The newly synthesized triazoles were tested for antifungal activity against three soil-borne pathogenic fungi, namely Sclerotium rolfsii (ITCC 5226), Rhizoctonia bataticola (ITCC 0842), and Fusarium oxysporum (ITCC 2042), by the food poison technique. These fungi were collected from the Indian Type Culture, Division of Plant Pathology, Indian Agricultural Research Institute (New Delhi, India) and were maintained on potato dextrose agar (PDA) at 25 °C and were subcultured on PDA petri dishes for 5–6 days at 28 °C prior to use as inoculums.

Food poison technique

The ready-made PDA medium (39 g) was suspended in distilled water (1,000 cm³) and heated to boiling until completely dissolved. The medium and petri dishes were autoclaved at 120 °C for 30 min. The compounds were tested at concentrations of 500, 250, 125, and 62.5 μg/cm³. A stock solution of 1,000 μg/cm³ was prepared, which was further diluted with DMSO to give the required concentrations. DMSO (1 cm³) was used as the control. These solutions were added to the media (65 cm³) contained in conical flasks to obtain the desired concentrations of the test compounds in the media. The medium was poured into a two petri dishes (90 cm in diameter) under aseptic conditions in a laminar flow hood. The plates were kept under UV light in the laminar flow chamber for solidification of the media. After solidification, a 5-mm mycelial plug cut from the actively growing front of a 2-week-old colony of the desired pathogenic fungus was then placed with the inoculum side down in the center of each treatment plate, aseptically. Treated petri dishes were then incubated at 28 °C until the fungal growth was almost complete in the control plates.

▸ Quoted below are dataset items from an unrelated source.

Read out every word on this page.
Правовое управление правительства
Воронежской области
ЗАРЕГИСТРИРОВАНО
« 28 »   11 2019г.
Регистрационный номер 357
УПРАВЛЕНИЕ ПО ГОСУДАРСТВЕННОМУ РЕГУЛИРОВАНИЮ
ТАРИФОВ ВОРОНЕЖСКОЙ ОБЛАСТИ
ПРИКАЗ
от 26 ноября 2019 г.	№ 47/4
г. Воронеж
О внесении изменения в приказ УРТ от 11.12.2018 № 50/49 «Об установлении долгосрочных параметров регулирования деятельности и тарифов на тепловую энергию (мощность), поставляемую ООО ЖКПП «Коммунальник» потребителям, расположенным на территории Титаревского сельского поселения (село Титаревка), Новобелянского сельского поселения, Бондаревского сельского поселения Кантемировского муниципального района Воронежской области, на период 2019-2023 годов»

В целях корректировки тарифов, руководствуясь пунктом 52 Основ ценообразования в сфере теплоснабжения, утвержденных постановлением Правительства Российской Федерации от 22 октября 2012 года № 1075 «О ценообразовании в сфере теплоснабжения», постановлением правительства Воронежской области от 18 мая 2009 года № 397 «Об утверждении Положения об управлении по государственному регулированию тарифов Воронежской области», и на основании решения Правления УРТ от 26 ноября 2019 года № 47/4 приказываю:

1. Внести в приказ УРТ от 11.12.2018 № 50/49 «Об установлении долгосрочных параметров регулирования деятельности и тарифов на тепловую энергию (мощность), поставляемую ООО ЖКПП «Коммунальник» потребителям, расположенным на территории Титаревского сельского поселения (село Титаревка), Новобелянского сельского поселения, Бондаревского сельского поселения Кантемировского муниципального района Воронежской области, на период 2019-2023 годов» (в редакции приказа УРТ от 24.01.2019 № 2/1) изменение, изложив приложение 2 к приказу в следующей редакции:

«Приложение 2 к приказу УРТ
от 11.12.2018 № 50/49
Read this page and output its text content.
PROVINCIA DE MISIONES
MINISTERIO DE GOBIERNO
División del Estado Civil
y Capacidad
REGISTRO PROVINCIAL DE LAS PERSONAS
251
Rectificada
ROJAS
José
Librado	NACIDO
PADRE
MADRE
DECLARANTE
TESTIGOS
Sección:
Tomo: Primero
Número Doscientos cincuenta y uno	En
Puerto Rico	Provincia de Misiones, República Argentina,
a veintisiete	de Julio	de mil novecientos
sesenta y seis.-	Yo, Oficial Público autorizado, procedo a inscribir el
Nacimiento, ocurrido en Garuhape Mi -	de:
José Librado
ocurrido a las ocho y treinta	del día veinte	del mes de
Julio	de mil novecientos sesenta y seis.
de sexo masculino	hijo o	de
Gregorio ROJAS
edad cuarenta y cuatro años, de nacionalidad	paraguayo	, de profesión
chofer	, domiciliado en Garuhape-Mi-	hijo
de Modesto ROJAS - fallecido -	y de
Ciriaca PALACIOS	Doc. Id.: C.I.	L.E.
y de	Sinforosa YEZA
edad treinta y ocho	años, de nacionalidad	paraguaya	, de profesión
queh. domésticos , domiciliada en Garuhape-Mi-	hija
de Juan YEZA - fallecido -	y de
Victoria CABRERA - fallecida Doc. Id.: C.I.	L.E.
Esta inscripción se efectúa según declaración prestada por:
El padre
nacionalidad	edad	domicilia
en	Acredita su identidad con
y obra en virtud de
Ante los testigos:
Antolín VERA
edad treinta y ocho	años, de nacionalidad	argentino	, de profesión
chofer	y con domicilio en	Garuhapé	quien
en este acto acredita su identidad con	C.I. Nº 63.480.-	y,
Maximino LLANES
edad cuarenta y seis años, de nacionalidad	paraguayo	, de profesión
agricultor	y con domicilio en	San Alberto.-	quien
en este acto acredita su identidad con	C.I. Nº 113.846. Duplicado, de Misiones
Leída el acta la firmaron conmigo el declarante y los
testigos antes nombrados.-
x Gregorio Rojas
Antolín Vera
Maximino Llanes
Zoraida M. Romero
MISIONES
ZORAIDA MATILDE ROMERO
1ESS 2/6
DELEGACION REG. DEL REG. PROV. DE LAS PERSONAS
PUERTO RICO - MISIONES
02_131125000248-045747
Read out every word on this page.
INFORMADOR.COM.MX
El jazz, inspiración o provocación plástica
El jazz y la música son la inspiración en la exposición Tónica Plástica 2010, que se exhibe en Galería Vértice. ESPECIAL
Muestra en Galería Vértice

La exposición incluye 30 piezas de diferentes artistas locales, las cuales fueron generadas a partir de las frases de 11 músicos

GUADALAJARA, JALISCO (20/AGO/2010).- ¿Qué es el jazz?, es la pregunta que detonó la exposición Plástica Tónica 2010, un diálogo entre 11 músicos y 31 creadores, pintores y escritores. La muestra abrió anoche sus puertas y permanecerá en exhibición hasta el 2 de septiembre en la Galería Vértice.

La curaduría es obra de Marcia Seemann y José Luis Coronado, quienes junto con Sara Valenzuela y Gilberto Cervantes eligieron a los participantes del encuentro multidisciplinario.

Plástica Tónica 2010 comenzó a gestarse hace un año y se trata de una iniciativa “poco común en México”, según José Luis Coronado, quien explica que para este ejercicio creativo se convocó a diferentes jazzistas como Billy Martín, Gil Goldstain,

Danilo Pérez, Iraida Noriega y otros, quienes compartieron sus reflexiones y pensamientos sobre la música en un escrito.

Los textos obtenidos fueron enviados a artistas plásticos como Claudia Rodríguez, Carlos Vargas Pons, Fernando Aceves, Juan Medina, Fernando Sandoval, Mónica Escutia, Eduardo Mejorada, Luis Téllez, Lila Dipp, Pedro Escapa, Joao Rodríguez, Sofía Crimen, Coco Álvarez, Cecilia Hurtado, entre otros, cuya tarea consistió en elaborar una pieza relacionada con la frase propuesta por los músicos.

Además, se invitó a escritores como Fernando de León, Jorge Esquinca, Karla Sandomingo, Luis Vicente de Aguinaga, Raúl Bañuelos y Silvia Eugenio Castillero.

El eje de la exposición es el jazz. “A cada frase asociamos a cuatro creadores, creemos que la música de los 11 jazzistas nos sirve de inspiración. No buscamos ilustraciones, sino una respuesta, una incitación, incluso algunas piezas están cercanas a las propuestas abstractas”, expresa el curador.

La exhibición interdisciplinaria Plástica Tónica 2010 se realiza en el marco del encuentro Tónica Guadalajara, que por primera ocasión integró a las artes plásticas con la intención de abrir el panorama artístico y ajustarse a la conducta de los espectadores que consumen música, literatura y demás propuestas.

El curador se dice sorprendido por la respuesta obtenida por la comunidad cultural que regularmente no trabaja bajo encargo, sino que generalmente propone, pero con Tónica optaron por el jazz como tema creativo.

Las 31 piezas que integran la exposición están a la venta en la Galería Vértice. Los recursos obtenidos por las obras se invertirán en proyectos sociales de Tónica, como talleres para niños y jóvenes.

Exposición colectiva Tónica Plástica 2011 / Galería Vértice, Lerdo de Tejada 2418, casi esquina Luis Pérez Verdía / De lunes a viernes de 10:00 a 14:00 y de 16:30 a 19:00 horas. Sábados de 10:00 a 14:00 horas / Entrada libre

Calculation of ED ₅₀ values

The mycelial growth of fungus (cm) in both treated and control petri dishes was measured diametrically. The mean and standard errors were calculated from the three replicates of each treatment, and the percentage inhibition of growth (I) was calculated using the following equation:

$$ I(\% ) = \frac{C - T}{C} \times 100 $$

(1)

where C is the diameter of fungal growth in the control and T is the diameter fungal of growth in the treated plates.

For calculation of ED ₅₀ values (effective dose required for 50% inhibition of growth), the percentage inhibition was converted to corrected inhibition by using Abbott’s formula:

$${\text{Corrected inhibition}}\;\left( \% \right) = \frac{{\% I - {\text{CF}}}} {{100 - {\text{CF}}}} \times 100$$

(2)

where CF is the correction factor [(9 − C)/C]. ED ₅₀ values were calculated (effective dose for 50% inhibition, μg/cm³) for inhibition of growth using the Basic LD₅₀ program, version 1.1 [17].